Banana malt loaf bars

  • Serves 4

Packed full of nutrients and energy, these banana malt loaf bars are the perfect triathlon fuel

banana malt loaf bars

These Banana malt loaf bars make a nutrient-rich snack for the days leading up to race day, and indeed race day itself… and they don’t get stuck in your teeth like the shop-bought variety



  • Strong tea 100ml
  • dates 50g
  • Dried cherries 75g
  • Apricots 50g
  • Fiery dried ginger 25g
  • Sultanas 100g
  • Malt extract 150g, (plus extra for glaze)
  • Dark brown sugar 50g
  • Large eggs 2
  • Ripe bananas 2, mashed
  • Plain flour 250g
  • baking powder 1.5tsp
  • Bicarbonate of soda 1/2tsp
  • salt pinch
  • ground ginger 3tsp
  • ground cinnamon 1tsp


  • Step 1

    Pre-heat oven to 160°C. Grease and line a 20cm square baking tray with parchment paper.
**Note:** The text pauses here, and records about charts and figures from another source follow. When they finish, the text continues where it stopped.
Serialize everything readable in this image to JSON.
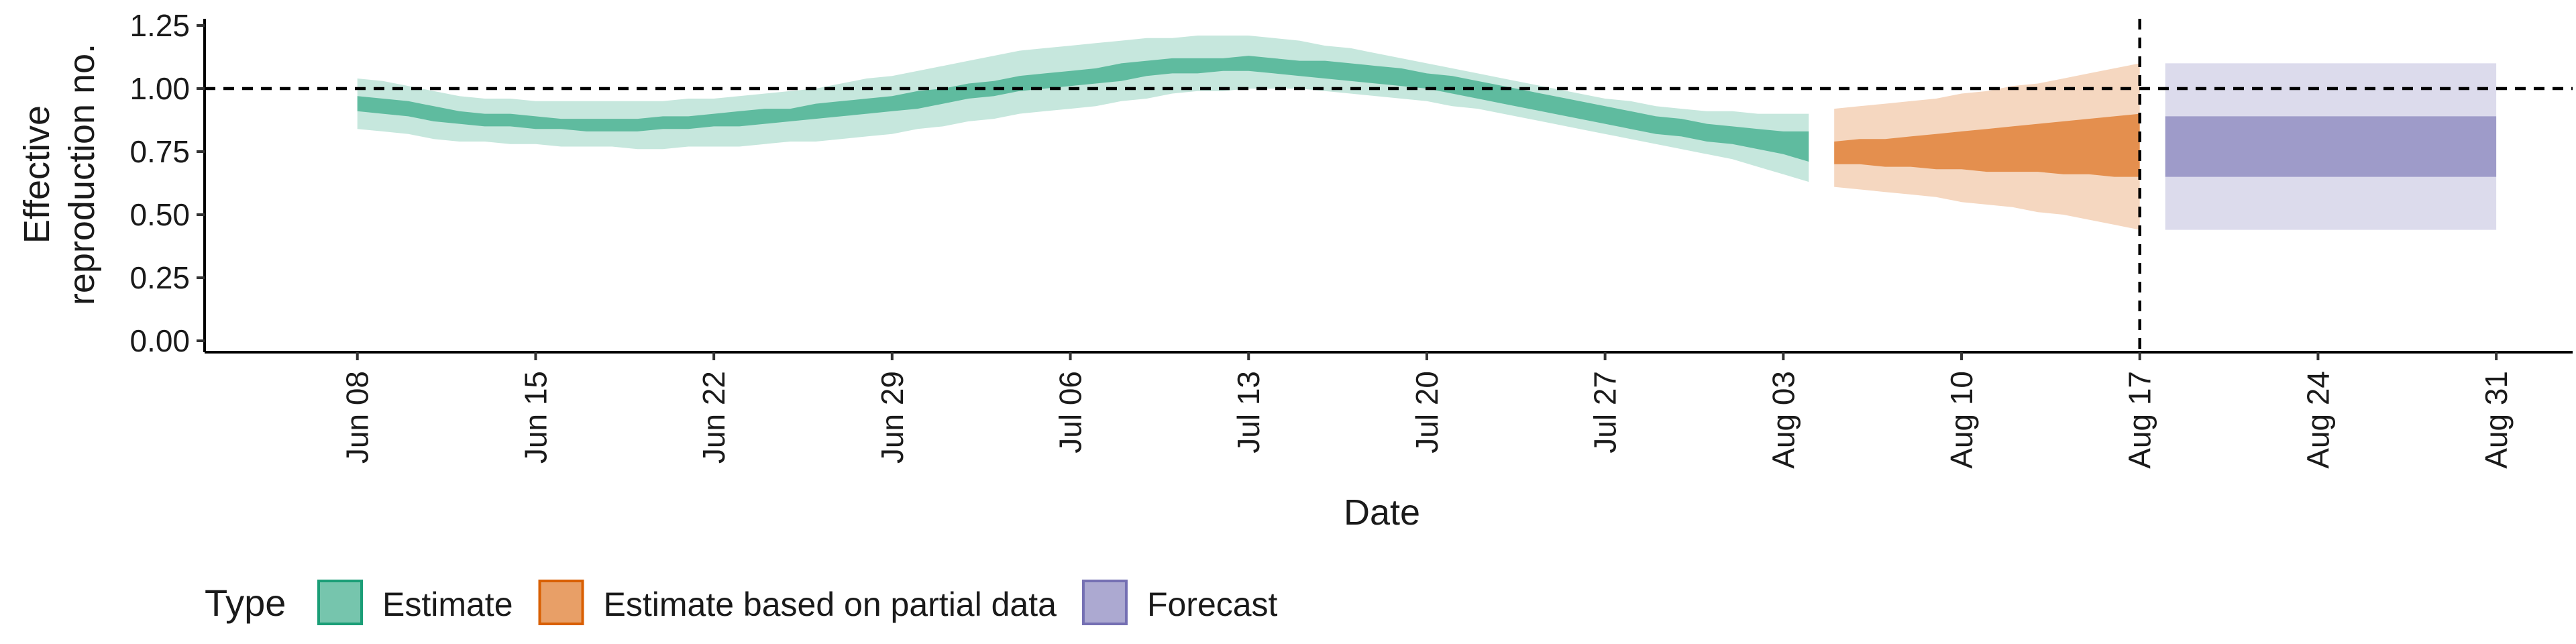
{
  "chart_data": {
    "type": "area",
    "xlabel": "Date",
    "ylabel_lines": [
      "Effective",
      "reproduction no."
    ],
    "ylim": [
      0,
      1.25
    ],
    "y_ticks": [
      0.0,
      0.25,
      0.5,
      0.75,
      1.0,
      1.25
    ],
    "y_tick_labels": [
      "0.00",
      "0.25",
      "0.50",
      "0.75",
      "1.00",
      "1.25"
    ],
    "x_range": [
      "2020-06-02",
      "2020-09-03"
    ],
    "x_ticks": [
      "2020-06-08",
      "2020-06-15",
      "2020-06-22",
      "2020-06-29",
      "2020-07-06",
      "2020-07-13",
      "2020-07-20",
      "2020-07-27",
      "2020-08-03",
      "2020-08-10",
      "2020-08-17",
      "2020-08-24",
      "2020-08-31"
    ],
    "x_tick_labels": [
      "Jun 08",
      "Jun 15",
      "Jun 22",
      "Jun 29",
      "Jul 06",
      "Jul 13",
      "Jul 20",
      "Jul 27",
      "Aug 03",
      "Aug 10",
      "Aug 17",
      "Aug 24",
      "Aug 31"
    ],
    "reference_lines": {
      "horizontal_y": 1.0,
      "vertical_x": "2020-08-17"
    },
    "legend": {
      "title": "Type",
      "position": "bottom",
      "entries": [
        {
          "name": "Estimate",
          "color": "#1b9e77"
        },
        {
          "name": "Estimate based on partial data",
          "color": "#d95f02"
        },
        {
          "name": "Forecast",
          "color": "#7570b3"
        }
      ]
    },
    "series": [
      {
        "name": "Estimate",
        "color": "#1b9e77",
        "x": [
          "2020-06-08",
          "2020-06-09",
          "2020-06-10",
          "2020-06-11",
          "2020-06-12",
          "2020-06-13",
          "2020-06-14",
          "2020-06-15",
          "2020-06-16",
          "2020-06-17",
          "2020-06-18",
          "2020-06-19",
          "2020-06-20",
          "2020-06-21",
          "2020-06-22",
          "2020-06-23",
          "2020-06-24",
          "2020-06-25",
          "2020-06-26",
          "2020-06-27",
          "2020-06-28",
          "2020-06-29",
          "2020-06-30",
          "2020-07-01",
          "2020-07-02",
          "2020-07-03",
          "2020-07-04",
          "2020-07-05",
          "2020-07-06",
          "2020-07-07",
          "2020-07-08",
          "2020-07-09",
          "2020-07-10",
          "2020-07-11",
          "2020-07-12",
          "2020-07-13",
          "2020-07-14",
          "2020-07-15",
          "2020-07-16",
          "2020-07-17",
          "2020-07-18",
          "2020-07-19",
          "2020-07-20",
          "2020-07-21",
          "2020-07-22",
          "2020-07-23",
          "2020-07-24",
          "2020-07-25",
          "2020-07-26",
          "2020-07-27",
          "2020-07-28",
          "2020-07-29",
          "2020-07-30",
          "2020-07-31",
          "2020-08-01",
          "2020-08-02",
          "2020-08-03",
          "2020-08-04"
        ],
        "lower_90": [
          0.84,
          0.83,
          0.82,
          0.8,
          0.79,
          0.79,
          0.78,
          0.78,
          0.77,
          0.77,
          0.77,
          0.76,
          0.76,
          0.77,
          0.77,
          0.77,
          0.78,
          0.79,
          0.79,
          0.8,
          0.81,
          0.82,
          0.84,
          0.85,
          0.87,
          0.88,
          0.9,
          0.91,
          0.92,
          0.93,
          0.95,
          0.96,
          0.98,
          0.99,
          0.99,
          1.0,
          1.0,
          1.0,
          0.99,
          0.98,
          0.97,
          0.96,
          0.95,
          0.93,
          0.92,
          0.9,
          0.88,
          0.86,
          0.84,
          0.82,
          0.8,
          0.78,
          0.76,
          0.74,
          0.72,
          0.69,
          0.66,
          0.63
        ],
        "lower_50": [
          0.91,
          0.9,
          0.89,
          0.87,
          0.86,
          0.85,
          0.85,
          0.84,
          0.84,
          0.83,
          0.83,
          0.83,
          0.84,
          0.84,
          0.85,
          0.85,
          0.86,
          0.87,
          0.88,
          0.89,
          0.9,
          0.91,
          0.92,
          0.94,
          0.96,
          0.97,
          0.99,
          1.0,
          1.01,
          1.02,
          1.03,
          1.05,
          1.06,
          1.06,
          1.07,
          1.07,
          1.06,
          1.05,
          1.04,
          1.03,
          1.02,
          1.01,
          1.0,
          0.98,
          0.96,
          0.94,
          0.92,
          0.9,
          0.88,
          0.86,
          0.84,
          0.82,
          0.81,
          0.79,
          0.78,
          0.76,
          0.74,
          0.71
        ],
        "upper_50": [
          0.97,
          0.96,
          0.95,
          0.93,
          0.91,
          0.9,
          0.9,
          0.89,
          0.88,
          0.88,
          0.88,
          0.88,
          0.89,
          0.89,
          0.9,
          0.91,
          0.92,
          0.92,
          0.94,
          0.95,
          0.96,
          0.97,
          0.99,
          1.0,
          1.02,
          1.03,
          1.05,
          1.06,
          1.07,
          1.08,
          1.1,
          1.11,
          1.12,
          1.12,
          1.12,
          1.13,
          1.12,
          1.11,
          1.11,
          1.1,
          1.09,
          1.08,
          1.06,
          1.05,
          1.03,
          1.01,
          0.99,
          0.97,
          0.95,
          0.93,
          0.91,
          0.89,
          0.88,
          0.86,
          0.85,
          0.84,
          0.83,
          0.83
        ],
        "upper_90": [
          1.04,
          1.03,
          1.01,
          0.99,
          0.97,
          0.96,
          0.96,
          0.95,
          0.95,
          0.95,
          0.95,
          0.95,
          0.95,
          0.96,
          0.96,
          0.97,
          0.98,
          0.99,
          1.0,
          1.02,
          1.04,
          1.05,
          1.07,
          1.09,
          1.11,
          1.13,
          1.15,
          1.16,
          1.17,
          1.18,
          1.19,
          1.2,
          1.2,
          1.21,
          1.21,
          1.21,
          1.2,
          1.19,
          1.17,
          1.16,
          1.14,
          1.12,
          1.1,
          1.08,
          1.06,
          1.04,
          1.02,
          1.0,
          0.98,
          0.96,
          0.95,
          0.93,
          0.92,
          0.91,
          0.91,
          0.9,
          0.9,
          0.9
        ]
      },
      {
        "name": "Estimate based on partial data",
        "color": "#d95f02",
        "x": [
          "2020-08-05",
          "2020-08-06",
          "2020-08-07",
          "2020-08-08",
          "2020-08-09",
          "2020-08-10",
          "2020-08-11",
          "2020-08-12",
          "2020-08-13",
          "2020-08-14",
          "2020-08-15",
          "2020-08-16",
          "2020-08-17"
        ],
        "lower_90": [
          0.61,
          0.6,
          0.59,
          0.58,
          0.57,
          0.55,
          0.54,
          0.53,
          0.51,
          0.5,
          0.48,
          0.46,
          0.44
        ],
        "lower_50": [
          0.7,
          0.7,
          0.69,
          0.69,
          0.68,
          0.68,
          0.67,
          0.67,
          0.67,
          0.66,
          0.66,
          0.65,
          0.65
        ],
        "upper_50": [
          0.79,
          0.8,
          0.8,
          0.81,
          0.82,
          0.83,
          0.84,
          0.85,
          0.86,
          0.87,
          0.88,
          0.89,
          0.9
        ],
        "upper_90": [
          0.92,
          0.93,
          0.94,
          0.95,
          0.96,
          0.98,
          0.99,
          1.01,
          1.02,
          1.04,
          1.06,
          1.08,
          1.1
        ]
      },
      {
        "name": "Forecast",
        "color": "#7570b3",
        "x": [
          "2020-08-18",
          "2020-08-31"
        ],
        "lower_90": [
          0.44,
          0.44
        ],
        "lower_50": [
          0.65,
          0.65
        ],
        "upper_50": [
          0.89,
          0.89
        ],
        "upper_90": [
          1.1,
          1.1
        ]
      }
    ]
  }
}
Roughly chop the dried fruit.

  • Step 2

    Brew the tea in a small bowl and add the dried fruit while still hot. Remove teabag.

  • Step 3

    Beat together the malt extract and sugar until pale and creamy, then beat in the eggs. Stir in the bananas, tea and fruit.

  • Step 4

    Combine the flour with the baking powder, bicarbonate of soda, ground ginger, cinnamon and salt. Fold into the wet mixture. When combined, transfer to baking dish and bake for 45-50mins.

  • Step 5

    While still warm, brush with more malt extract. Leave to cool in the tin.

Treat yourself - Warm in the microwave and pour over hot custard or add a scoop of vanilla ice cream.